El odio a lo diferente, la rabia contra aquellos que no creen en las mismas cosas que nosotros, u opinan diferente, en política, en religión, en el amor, o en la manera en la que cada uno desea vivir, es un ácido que corroe nuestra convivencia
Decimo motivo: Porque es la mejor vacuna contra los fanatismos que nos asolan. Y nos asolan en demasía.
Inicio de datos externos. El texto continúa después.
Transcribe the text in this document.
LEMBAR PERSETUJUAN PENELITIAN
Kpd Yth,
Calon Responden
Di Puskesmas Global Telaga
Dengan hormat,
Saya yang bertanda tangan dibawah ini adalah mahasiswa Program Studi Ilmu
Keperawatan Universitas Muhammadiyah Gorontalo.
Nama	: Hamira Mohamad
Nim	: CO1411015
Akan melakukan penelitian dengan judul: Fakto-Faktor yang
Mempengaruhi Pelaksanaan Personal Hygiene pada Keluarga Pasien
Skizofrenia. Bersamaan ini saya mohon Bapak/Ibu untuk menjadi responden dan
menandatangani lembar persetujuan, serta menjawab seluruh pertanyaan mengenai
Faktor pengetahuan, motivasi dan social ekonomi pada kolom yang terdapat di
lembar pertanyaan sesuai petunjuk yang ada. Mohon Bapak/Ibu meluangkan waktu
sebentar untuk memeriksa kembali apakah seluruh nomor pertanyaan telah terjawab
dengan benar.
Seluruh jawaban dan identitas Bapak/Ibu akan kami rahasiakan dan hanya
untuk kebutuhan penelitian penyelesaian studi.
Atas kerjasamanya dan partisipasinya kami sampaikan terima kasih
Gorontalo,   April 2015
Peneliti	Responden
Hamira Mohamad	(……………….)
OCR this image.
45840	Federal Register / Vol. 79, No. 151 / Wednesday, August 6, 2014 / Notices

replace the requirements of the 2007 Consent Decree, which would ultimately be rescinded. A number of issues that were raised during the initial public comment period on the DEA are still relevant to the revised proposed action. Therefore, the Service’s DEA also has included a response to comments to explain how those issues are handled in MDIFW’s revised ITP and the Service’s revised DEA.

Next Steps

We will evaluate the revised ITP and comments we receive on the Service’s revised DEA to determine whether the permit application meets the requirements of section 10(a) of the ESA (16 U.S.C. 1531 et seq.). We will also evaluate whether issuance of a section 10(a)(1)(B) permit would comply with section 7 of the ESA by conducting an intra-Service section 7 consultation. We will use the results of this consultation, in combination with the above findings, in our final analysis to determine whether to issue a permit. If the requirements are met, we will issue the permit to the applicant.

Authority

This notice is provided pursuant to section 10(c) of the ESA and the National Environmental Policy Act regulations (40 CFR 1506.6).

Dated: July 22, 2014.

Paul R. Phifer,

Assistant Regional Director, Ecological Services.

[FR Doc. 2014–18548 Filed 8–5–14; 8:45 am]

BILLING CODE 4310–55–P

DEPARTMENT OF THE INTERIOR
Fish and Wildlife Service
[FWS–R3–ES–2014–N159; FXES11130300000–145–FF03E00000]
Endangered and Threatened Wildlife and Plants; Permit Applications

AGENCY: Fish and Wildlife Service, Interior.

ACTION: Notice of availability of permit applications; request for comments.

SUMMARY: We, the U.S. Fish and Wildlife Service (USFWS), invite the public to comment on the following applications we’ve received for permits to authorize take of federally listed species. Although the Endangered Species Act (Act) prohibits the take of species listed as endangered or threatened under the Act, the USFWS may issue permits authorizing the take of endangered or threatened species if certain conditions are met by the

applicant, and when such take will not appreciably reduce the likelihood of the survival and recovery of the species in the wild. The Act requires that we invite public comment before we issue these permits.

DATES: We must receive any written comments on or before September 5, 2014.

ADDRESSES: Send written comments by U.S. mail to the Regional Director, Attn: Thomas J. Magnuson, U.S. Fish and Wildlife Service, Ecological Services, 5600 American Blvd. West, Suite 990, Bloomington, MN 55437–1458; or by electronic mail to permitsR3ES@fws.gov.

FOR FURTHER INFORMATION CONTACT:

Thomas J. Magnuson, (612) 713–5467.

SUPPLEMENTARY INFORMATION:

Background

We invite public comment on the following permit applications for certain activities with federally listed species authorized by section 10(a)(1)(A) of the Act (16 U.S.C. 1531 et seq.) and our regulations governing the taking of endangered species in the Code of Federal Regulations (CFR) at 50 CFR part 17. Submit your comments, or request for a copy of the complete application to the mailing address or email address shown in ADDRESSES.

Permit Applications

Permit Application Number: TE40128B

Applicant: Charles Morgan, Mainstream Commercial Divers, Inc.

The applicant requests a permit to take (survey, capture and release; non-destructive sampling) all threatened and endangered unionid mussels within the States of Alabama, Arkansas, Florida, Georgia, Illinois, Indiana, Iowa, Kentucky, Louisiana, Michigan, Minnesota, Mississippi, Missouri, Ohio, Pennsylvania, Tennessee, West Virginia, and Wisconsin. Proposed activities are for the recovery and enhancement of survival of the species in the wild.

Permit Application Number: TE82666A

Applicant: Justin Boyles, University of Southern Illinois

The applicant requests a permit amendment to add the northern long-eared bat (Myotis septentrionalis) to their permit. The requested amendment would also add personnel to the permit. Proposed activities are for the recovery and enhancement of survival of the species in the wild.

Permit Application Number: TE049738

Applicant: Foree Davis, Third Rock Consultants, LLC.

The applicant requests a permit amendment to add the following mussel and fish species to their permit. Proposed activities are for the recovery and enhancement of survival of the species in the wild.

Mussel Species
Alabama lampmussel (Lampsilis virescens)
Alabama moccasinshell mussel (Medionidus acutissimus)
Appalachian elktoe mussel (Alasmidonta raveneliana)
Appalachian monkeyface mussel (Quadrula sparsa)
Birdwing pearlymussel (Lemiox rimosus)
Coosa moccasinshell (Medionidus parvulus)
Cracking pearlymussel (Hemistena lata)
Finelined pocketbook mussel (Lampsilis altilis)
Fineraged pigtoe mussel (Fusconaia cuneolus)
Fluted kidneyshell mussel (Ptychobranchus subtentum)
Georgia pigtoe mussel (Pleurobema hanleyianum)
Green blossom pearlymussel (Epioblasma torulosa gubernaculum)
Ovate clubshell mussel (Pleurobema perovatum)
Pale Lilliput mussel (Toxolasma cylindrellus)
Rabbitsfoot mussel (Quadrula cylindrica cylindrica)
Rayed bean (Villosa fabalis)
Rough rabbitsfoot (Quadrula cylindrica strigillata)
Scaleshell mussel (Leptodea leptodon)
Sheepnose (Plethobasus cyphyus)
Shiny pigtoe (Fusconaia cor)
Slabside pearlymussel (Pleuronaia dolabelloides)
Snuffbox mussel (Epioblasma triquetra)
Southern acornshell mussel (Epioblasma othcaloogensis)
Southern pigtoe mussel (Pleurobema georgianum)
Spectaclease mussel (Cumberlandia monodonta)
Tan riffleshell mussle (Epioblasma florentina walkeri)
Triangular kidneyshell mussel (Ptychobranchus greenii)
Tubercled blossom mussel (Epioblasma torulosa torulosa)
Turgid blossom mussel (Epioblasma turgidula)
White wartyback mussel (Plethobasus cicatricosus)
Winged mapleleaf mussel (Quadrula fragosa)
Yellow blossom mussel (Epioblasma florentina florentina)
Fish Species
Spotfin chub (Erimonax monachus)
El odio a lo diferente, la rabia contra aquellos que no creen en las mismas cosas que nosotros, u opinan diferente, en política, en religión, en el amor, o en la manera en la que cada uno desea vivir, es un ácido que corroe nuestra convivencia, y está en auge gracias a fanatismos de nuevo cuño, pero con las mismas y temibles consecuencias que los antiguos. Decía Voltaire que el fanatismo es a la superstición lo que el delirio a la fiebre, lo que la rabia a la cólera. El fanatismo, de cualquier tipo, es una locura oscura y cruel, es una enfermedad que debemos combatir. Y no hay mejor arma, no hay mejor vacuna ante esa enfermedad que una actitud filosófica abierta que nos haga comprender que no somos el ombligo del mundo, y que nuestros derechos y libertades no son la única frontera, y que sino respetamos sentires ajenos, porqué habríamos de pensar que tenemos derecho a que respeten los nuestros. La vacuna de la tolerancia contra el fanatismo es gratuita y está disponible para todo el mundo y para todos los casos; sea la ceguera de la religión, la estupidez del racismo o los callejones sin salida del dogmatismo político. Vacunémonos antes de que sea demasiado tarde, rebelémonos ante quienes nos dice que esto es así, que la injusticia y la intolerancia no pueden ser derrotadas, y demostremos con nuestro compromiso y nuestros actos, que no, esto no es así.